Fluid Mechanics - Sources/Sinks/Streamlines 
My doubt is regarding the last part.
How does one find the differential equation and then prove that they lie on the given surface?
I am aware of the method, by writing dx/u = dy/v (or its equivalent in cylindrical).

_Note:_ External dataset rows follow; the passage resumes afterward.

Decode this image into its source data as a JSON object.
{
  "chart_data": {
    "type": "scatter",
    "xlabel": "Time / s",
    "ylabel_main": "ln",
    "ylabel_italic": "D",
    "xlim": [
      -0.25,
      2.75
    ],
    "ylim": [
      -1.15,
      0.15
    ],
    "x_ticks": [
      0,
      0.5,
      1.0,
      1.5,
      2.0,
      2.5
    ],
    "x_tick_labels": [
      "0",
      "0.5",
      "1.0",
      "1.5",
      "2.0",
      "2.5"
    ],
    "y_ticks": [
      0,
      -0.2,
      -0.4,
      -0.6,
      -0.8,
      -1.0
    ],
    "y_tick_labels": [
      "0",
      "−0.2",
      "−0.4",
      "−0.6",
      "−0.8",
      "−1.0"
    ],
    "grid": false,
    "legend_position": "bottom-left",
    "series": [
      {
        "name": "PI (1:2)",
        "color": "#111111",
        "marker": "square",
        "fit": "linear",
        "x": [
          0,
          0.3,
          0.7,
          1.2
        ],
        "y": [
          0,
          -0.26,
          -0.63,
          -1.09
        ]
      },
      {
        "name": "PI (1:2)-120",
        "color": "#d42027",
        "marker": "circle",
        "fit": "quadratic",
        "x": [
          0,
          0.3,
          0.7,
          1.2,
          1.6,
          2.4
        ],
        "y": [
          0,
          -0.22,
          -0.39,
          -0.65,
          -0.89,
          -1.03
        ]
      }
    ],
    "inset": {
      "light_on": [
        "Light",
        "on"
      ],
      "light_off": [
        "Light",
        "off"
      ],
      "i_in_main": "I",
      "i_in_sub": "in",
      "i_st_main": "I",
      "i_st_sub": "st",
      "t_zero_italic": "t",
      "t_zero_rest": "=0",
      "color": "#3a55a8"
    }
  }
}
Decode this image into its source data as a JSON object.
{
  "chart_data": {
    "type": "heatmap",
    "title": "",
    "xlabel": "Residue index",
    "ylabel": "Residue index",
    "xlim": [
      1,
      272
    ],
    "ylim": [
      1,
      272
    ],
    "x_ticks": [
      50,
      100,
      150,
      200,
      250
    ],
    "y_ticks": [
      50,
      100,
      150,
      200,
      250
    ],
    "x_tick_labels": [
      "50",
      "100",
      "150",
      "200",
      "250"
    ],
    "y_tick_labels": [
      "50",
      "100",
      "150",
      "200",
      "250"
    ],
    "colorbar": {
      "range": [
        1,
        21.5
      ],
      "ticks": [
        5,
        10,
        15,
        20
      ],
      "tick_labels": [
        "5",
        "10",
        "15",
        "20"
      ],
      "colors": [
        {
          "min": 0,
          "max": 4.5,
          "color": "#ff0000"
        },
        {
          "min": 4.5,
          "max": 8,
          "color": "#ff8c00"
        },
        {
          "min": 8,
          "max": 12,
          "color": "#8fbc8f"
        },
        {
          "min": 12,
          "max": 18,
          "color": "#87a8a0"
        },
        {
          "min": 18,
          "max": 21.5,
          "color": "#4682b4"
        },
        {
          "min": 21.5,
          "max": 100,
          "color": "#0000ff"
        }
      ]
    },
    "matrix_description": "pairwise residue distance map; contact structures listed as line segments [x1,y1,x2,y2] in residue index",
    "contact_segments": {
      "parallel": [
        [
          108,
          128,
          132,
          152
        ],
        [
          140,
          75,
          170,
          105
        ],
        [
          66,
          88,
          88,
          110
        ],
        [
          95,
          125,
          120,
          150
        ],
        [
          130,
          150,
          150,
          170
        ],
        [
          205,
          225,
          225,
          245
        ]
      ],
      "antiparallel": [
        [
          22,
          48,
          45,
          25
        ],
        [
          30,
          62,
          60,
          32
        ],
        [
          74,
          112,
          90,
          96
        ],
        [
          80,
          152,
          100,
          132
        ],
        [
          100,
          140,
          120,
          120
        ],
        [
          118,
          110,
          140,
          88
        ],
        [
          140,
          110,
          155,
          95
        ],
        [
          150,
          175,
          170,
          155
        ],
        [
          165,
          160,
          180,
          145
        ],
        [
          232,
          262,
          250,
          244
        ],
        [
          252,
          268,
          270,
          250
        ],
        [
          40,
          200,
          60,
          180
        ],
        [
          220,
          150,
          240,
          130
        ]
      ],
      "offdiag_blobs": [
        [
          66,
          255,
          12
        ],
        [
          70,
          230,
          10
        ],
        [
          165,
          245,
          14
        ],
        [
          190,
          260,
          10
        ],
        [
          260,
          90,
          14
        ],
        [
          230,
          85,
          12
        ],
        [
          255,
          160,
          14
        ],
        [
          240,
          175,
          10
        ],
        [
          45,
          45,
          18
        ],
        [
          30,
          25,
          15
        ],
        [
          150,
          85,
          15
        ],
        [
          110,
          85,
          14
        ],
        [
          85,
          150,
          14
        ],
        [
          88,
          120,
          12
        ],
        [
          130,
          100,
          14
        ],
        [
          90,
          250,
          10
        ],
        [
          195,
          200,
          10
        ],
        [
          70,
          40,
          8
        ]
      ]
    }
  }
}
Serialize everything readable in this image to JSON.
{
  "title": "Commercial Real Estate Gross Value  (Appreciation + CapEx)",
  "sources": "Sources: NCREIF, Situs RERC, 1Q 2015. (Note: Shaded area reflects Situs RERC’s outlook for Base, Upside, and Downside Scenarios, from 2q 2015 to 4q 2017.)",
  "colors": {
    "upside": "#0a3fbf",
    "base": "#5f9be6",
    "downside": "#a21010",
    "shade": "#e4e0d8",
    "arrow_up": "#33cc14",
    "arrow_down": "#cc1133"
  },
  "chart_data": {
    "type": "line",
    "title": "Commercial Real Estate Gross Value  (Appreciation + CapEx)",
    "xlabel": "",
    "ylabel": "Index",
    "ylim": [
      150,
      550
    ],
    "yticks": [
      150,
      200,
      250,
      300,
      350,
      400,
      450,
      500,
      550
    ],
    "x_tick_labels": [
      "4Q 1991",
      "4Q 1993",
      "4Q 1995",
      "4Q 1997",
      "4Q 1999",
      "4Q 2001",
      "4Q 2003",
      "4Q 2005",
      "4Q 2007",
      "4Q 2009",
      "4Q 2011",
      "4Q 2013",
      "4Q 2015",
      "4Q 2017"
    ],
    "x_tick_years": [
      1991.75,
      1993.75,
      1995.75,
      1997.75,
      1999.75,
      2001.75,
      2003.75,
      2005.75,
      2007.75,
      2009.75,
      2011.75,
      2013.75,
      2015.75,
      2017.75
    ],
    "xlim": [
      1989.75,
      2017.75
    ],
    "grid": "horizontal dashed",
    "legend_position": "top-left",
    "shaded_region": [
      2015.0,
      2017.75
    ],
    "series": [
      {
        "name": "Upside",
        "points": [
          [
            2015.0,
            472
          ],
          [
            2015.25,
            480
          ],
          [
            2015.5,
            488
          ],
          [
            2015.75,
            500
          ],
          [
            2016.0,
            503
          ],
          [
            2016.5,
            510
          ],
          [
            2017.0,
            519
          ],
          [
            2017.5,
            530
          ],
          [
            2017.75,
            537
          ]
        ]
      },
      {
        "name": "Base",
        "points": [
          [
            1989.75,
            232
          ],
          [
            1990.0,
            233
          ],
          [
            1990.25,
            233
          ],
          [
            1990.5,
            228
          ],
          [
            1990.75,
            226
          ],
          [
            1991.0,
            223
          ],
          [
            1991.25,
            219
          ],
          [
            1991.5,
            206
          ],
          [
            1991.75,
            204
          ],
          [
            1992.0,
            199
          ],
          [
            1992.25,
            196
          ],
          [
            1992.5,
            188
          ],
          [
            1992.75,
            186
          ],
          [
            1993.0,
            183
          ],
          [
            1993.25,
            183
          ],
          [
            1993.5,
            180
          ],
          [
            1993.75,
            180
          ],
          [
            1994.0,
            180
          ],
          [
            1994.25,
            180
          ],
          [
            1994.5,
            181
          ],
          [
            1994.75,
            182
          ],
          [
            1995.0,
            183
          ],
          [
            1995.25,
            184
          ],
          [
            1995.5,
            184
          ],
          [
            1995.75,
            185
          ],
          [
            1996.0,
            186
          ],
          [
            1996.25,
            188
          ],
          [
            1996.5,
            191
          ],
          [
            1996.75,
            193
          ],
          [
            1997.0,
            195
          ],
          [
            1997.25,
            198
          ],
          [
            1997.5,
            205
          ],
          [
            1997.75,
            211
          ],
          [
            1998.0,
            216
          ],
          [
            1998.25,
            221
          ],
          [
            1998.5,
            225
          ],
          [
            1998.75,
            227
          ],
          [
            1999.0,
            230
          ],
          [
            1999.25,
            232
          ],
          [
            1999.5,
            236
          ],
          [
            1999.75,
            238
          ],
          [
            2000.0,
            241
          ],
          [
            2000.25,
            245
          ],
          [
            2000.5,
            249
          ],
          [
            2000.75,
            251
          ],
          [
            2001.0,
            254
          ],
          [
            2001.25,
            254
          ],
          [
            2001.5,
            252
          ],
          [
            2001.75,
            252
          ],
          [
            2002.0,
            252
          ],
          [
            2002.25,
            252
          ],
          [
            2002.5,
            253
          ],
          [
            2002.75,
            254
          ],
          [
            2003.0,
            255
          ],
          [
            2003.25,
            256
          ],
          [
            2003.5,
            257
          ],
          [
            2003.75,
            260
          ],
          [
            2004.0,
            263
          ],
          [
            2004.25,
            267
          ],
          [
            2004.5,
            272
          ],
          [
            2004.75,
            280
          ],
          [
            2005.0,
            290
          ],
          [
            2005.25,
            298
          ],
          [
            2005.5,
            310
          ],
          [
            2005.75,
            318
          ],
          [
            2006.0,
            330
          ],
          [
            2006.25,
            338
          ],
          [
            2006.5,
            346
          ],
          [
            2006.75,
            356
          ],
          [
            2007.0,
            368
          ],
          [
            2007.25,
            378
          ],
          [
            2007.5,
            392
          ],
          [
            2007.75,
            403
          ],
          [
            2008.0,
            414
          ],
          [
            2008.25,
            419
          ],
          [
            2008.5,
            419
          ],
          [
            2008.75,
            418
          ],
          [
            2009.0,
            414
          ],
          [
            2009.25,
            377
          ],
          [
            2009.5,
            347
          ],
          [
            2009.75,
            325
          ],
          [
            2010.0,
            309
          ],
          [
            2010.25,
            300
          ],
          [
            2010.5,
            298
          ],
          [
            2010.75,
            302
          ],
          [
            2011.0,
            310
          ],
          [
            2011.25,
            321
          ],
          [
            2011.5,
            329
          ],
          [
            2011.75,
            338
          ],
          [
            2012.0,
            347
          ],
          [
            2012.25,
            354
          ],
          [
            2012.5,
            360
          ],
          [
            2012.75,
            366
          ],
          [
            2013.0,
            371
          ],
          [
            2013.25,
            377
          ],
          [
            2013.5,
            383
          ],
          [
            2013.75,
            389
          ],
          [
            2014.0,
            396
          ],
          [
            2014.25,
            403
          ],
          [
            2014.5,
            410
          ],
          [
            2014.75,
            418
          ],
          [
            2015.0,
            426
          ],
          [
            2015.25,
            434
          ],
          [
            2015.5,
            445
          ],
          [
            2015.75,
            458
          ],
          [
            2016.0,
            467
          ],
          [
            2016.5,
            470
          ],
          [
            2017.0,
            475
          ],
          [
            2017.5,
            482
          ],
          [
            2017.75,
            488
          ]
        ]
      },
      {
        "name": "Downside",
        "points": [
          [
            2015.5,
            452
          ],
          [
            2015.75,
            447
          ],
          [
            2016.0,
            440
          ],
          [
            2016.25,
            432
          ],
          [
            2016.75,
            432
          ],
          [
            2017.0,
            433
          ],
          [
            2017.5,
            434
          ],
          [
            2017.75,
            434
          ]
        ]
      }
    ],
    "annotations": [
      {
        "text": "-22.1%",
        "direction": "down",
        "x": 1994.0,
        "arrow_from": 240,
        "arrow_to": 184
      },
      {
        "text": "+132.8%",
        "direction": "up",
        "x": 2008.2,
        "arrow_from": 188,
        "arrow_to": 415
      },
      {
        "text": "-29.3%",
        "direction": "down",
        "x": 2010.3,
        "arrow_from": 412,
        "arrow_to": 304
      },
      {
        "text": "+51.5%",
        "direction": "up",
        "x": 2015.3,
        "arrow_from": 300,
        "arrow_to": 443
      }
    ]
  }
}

It's just that I am unable to get any answer.
Reference:
Part of this question has been asked here - To find the velocity potential
 A: The velocity field is given by $\mathbf{v} = - \nabla \phi$.  Using spherical coordinates $(r,\theta,\varphi)$ where the polar angle $\theta$ is measured with respect to the $x$-axis we have
$$\mathbf{v} = -\left(\frac{\partial \phi}{\partial r}\mathbf{e}_r + \frac{1}{r} \frac{\partial \phi}{\partial \theta}\mathbf{e}_\theta + \frac{1}{r \sin \theta}\frac{\partial \phi}{\partial \varphi}\right)$$
The potential, $\phi = mr^{-1} - Ur \cos \theta$, does not depend on the azimuthal angle $\varphi$, and the flow is axisymmetric with velocity components
$$v_r = - \frac{\partial }{\partial r}\left(\frac{m}{r}- U r \cos \theta \right) = \frac{m}{r^2}+ U \cos \theta, \\v_\theta = -\frac{1}{r} \frac{\partial }{\partial \theta}\left(\frac{m}{r}- U r \cos \theta \right) = -U \sin \theta$$
For three-dimensional axisymmetric flow, the velocity components are related to the streamfunction, $\psi$, by
$$v_r = \frac{1}{r^2\sin \theta} \frac{\partial \psi}{\partial \theta}, \quad v_\theta =  -\frac{1}{r\sin \theta} \frac{\partial \psi}{\partial r}$$
Hence,
$$\tag{1}\frac{\partial \psi}{\partial \theta} = r^2 \sin \theta \,v_r = m \sin \theta + U r^2 \cos \theta \sin \theta,$$ $$\tag{2}\frac{\partial \psi}{\partial r} = -r \sin \theta \,v_\theta  = Ur \sin^2 \theta$$
Integrating (1) (with respect to $\theta$) and (2) (with respect to $r$) we get we get $$\psi = -m \cos \theta + \frac{1}{2} U r^2 \sin^2 \theta + F(r), \\ \psi = \frac{1}{2} U r^2 \sin^2 \theta + G(\theta)$$
Comparing we see that $F(r) = 0$ and $G(\theta ) = - m \cos \theta$ and the stream function (up to an arbitrary constant) is
$$\psi = -m \cos \theta + \frac{1}{2} U r^2 \sin^2 \theta,$$
and streamlines lie on surfaces where $\psi = \text{constant}$, or equivalently, $ U r^2 \sin^2 \theta -2m \cos \theta= \text{constant}$.